1

Newbie here. I have 1000 compressed CSV files that I need to read and row bind. My problem is similar to this one, but with two differences:

a) File names are of different lengths and not sequential, in this form:

"members_[name of company]_[state code].csv"`

I have two vectors, company and states with the required codes. So, I've built a vector of all the files I need with this code:

combinations <- expand.grid(company, states)
csvfiles <- paste0("members_" ,
            combinations$Var1, "_",
            combinations$Var2,".csv" )

so it has all the filenames I need (20 companies X 50 states). But I am lost as to how to cycle through all zip files. There are 10 other CSVs inside those zip files, but I only need the ones described above.
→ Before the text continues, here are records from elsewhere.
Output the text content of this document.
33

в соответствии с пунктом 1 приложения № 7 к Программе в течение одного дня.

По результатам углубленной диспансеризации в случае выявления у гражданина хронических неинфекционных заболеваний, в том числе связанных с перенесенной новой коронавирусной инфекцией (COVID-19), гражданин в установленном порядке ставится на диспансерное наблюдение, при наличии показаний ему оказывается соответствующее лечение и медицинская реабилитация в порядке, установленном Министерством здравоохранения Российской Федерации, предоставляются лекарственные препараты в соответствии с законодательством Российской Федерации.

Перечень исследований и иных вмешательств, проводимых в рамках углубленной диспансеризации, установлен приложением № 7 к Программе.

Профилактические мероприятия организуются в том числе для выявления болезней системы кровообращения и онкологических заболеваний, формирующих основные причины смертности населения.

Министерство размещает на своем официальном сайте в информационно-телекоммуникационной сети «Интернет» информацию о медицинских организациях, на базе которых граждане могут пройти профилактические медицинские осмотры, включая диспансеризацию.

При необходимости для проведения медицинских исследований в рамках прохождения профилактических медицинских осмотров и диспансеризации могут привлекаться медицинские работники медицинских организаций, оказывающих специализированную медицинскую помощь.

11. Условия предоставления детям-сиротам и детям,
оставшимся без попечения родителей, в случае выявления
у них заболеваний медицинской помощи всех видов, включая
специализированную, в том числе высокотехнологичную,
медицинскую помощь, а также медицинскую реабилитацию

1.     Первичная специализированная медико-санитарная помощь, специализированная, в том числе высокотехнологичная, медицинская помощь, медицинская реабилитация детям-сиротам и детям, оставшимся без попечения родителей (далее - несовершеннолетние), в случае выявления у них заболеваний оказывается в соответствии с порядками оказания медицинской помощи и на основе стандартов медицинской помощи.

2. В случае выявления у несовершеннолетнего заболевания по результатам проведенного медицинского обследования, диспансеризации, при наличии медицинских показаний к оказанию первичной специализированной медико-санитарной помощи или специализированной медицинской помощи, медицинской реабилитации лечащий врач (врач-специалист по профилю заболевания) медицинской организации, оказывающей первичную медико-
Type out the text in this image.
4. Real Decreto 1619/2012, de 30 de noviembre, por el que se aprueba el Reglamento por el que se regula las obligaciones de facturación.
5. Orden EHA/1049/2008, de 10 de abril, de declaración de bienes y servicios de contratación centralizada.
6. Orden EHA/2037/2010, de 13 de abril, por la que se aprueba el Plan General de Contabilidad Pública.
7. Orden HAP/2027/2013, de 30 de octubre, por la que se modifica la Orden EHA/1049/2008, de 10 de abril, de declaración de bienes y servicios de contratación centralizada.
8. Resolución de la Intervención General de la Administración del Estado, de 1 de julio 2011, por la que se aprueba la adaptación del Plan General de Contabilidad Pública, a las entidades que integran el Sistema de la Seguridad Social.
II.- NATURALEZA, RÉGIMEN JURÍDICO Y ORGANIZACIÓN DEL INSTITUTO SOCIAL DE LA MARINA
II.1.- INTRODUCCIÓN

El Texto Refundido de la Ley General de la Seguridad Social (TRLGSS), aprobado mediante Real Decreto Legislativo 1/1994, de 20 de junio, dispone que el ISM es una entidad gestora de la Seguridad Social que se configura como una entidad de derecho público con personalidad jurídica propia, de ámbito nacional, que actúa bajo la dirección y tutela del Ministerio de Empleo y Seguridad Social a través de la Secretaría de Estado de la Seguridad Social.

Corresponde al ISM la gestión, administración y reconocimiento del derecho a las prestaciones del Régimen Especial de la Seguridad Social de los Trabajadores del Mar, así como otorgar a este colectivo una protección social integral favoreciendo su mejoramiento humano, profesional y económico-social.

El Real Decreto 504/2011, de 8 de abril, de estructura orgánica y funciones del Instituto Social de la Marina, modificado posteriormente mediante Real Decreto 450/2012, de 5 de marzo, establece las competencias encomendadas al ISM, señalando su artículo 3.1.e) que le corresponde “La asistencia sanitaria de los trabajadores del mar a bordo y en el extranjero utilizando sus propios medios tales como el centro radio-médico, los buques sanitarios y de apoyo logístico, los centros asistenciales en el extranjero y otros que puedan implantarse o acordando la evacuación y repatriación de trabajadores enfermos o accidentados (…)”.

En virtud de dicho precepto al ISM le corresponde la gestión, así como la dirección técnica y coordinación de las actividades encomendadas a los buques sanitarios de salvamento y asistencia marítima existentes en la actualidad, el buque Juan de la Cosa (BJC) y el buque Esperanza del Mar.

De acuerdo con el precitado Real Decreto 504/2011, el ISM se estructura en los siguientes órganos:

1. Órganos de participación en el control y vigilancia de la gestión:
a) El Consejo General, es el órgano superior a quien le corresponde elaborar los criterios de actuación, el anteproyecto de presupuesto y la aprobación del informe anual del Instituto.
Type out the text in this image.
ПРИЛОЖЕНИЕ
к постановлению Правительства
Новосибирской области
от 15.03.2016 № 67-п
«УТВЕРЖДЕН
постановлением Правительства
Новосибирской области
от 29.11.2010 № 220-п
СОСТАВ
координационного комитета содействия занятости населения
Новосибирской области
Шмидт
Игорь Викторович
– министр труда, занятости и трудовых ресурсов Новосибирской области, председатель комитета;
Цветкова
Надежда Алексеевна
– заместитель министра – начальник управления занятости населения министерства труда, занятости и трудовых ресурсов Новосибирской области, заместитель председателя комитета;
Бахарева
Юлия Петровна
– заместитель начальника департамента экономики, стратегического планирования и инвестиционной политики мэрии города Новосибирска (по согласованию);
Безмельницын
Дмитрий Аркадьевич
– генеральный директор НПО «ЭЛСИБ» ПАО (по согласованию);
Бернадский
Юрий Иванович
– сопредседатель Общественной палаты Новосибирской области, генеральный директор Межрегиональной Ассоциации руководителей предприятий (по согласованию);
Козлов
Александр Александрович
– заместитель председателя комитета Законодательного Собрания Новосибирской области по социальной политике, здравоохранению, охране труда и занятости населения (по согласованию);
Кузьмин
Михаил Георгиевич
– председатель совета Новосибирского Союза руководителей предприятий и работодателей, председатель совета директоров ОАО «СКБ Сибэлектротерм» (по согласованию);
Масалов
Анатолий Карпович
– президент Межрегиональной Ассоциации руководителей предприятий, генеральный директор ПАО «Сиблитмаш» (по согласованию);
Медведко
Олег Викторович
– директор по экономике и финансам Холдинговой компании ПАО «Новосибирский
b) When decompressed, the files expand to a directory structure such as this:

/files/member_database/members/state/members_[name of company]_[state code].csv

but when I try to read the CSV from the zip file using

data <- read.csv(unz("members_GE_FL.zip", "members_GE_FL.csv"), header=F,  sep=":")

it returns the 'cannot open connection' message. Adding the path such as ./files/member_database/members/state/members_GE_FL.csv doesn't work either.

Then, I'm not sure if the command read.csv(unz(csvfiles... would make it read the names in my csvfiles, but I'm not sure if that's because of the above or if the command is wrong altogether.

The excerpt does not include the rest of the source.